BAE Systems (LSE:BA.) shares are among the biggest winners over the past 12 months. The multinational arms, security, and aerospace company has repeatedly backed its growth position amid a highly positive environment for the firm’s operations.
So let’s take a closer look at this weapons producer and see whether it is right for my portfolio.
Outperforming the market
BAE Systems shares are up 77% over two years. That’s phenomenal growth for a £26bn company. So a £500 investment two years ago would be worth around £890 today.
That’s certainly more of a return than I would have been expecting. I can also add dividends to that which would be worth around £50, given the dividend yield would have been closer to 4% at the time of purchase.
During this time, the FTSE 100 is up around 20% — which is impressive, but it has risen from a low starting point. So it’s clear BAE has outperformed the index by some distance.
What’s behind the surge?
In an update towards the end of 2022, the company said a weaker pound would provide a tailwind for reported annual earnings and sales, adding that it expected more growth in 2023 due to an “elevated threat environment“.

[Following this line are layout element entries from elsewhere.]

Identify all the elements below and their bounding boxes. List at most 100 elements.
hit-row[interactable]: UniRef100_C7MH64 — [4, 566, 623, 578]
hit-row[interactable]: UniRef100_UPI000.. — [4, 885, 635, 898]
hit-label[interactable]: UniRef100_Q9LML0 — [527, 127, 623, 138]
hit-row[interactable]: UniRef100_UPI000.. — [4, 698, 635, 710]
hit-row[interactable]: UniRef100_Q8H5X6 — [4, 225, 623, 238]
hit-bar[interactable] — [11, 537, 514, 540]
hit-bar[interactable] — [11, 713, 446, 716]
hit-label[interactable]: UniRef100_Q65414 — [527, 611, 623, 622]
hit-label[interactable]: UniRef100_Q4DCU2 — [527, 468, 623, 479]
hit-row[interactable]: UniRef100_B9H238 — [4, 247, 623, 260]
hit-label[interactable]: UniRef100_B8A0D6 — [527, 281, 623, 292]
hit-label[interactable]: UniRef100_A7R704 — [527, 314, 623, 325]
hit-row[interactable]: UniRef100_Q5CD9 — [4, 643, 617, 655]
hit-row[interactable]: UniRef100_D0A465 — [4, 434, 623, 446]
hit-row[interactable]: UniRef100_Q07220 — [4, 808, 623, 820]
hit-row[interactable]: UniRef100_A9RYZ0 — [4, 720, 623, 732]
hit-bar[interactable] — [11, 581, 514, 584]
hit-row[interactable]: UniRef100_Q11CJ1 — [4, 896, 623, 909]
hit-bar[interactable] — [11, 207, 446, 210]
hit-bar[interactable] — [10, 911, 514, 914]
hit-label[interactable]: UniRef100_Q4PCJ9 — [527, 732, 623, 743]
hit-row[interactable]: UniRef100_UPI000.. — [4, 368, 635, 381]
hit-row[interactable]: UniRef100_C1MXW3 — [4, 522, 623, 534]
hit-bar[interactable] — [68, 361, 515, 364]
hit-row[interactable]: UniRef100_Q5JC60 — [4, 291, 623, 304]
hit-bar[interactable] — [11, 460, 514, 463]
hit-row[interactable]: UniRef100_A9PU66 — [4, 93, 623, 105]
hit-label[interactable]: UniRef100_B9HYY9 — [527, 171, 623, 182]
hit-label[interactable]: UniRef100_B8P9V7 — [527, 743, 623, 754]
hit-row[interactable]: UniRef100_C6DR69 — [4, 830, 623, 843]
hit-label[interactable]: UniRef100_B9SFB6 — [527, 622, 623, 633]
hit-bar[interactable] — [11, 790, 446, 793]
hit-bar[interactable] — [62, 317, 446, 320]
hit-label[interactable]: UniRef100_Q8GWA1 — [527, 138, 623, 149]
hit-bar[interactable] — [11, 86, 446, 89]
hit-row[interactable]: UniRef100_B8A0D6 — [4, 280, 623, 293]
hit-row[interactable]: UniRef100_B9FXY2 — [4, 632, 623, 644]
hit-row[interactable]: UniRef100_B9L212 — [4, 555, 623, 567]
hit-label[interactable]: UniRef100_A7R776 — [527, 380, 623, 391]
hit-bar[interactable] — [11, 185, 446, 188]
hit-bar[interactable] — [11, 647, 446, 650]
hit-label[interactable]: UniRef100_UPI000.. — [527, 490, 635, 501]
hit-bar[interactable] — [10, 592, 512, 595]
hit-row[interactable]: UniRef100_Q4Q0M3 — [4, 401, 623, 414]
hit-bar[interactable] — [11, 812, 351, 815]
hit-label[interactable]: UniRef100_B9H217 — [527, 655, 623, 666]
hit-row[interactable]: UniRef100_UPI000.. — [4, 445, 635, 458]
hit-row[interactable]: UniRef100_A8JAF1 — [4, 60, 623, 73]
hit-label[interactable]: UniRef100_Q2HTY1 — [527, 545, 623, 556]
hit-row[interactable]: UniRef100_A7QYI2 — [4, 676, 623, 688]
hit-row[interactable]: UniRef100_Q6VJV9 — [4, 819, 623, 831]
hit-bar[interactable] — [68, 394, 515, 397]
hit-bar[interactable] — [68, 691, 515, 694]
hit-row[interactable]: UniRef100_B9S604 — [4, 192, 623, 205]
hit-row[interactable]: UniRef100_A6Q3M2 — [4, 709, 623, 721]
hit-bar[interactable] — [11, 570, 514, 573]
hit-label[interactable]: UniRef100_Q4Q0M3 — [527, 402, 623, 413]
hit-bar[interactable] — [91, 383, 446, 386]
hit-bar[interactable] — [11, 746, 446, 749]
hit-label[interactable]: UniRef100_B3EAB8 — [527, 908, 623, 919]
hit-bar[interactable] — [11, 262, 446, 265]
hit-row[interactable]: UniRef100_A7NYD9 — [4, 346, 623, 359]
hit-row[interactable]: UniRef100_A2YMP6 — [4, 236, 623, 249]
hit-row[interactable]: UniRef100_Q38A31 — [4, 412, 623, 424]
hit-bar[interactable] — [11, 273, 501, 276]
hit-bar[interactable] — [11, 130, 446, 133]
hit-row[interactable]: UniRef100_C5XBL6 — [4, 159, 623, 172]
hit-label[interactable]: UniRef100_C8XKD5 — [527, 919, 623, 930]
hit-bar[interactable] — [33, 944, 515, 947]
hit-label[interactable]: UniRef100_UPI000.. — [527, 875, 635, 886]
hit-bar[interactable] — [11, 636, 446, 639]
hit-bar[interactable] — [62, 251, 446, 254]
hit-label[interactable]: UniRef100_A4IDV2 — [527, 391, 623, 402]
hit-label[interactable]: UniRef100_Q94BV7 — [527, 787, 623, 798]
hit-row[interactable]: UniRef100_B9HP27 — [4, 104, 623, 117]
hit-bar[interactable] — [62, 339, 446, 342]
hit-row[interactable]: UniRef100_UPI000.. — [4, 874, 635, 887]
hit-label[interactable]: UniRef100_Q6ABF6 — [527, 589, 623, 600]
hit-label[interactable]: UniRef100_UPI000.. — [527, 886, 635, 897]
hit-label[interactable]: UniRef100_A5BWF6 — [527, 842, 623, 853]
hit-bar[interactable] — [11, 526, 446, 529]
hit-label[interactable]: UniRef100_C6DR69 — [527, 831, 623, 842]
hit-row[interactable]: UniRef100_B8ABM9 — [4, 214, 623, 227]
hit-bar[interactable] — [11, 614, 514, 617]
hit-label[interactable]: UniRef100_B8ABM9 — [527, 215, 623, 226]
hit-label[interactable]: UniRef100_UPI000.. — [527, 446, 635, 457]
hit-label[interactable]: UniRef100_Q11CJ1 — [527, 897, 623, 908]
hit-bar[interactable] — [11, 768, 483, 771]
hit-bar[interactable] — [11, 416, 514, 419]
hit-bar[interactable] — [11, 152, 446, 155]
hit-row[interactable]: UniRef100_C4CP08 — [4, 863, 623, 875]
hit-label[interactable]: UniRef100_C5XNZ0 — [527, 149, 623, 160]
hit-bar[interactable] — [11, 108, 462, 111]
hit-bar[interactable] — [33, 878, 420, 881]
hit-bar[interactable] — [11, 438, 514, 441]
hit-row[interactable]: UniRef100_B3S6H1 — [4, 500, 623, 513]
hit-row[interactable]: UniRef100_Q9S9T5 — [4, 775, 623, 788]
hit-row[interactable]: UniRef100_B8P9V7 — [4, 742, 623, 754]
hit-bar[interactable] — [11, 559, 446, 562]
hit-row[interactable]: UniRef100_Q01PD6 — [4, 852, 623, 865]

Barclays believes the UK’s largest defence firm can report double-digit earnings per share growth of 12%, compared to 2021, at 53.7p. Analysts at the bank suggest that the order book will have grown by 45% to around £31bn.
Meanwhile, pre-tax earnings could come in around £2.45bn, up from £2.2bn. Revenue is expected to hit £23bn, up from £19.5bn. These figures, if they come to fruition, demonstrate the material impact of a weak pound and increased defence spending.
The strong order book has been reinforced by commitments on defence spending in the UK and elsewhere around the world in the wake of Russia’s invasion of Ukraine. The leader of the opposition, Keir Starmer, has also committed to replenishing the British military should Labour win the next election.
Should I buy BAE Systems stock?
BAE Systems trades with a price-to-earnings (P/E) of 17 and a forward P/E of 15. That’s a little over the index average, but largely reflects the belief that the company will continue to grow over the next decade, amid an increasingly threatening geopolitical environment.
If I was going on fundamentals alone, I would buy this stock. But there are two things that concern me. Firstly, I don’t tend to buy stocks on a bull run — it’s up 42% in 12 months. And secondly, the share price is highly impacted by geopolitical events — such as the US’s flying-object purge.
The share price can jump or fall, more than other stocks, depending on government commentary and narratives. And right now, I don’t like that as it means the stock could become detached from its fundamental data.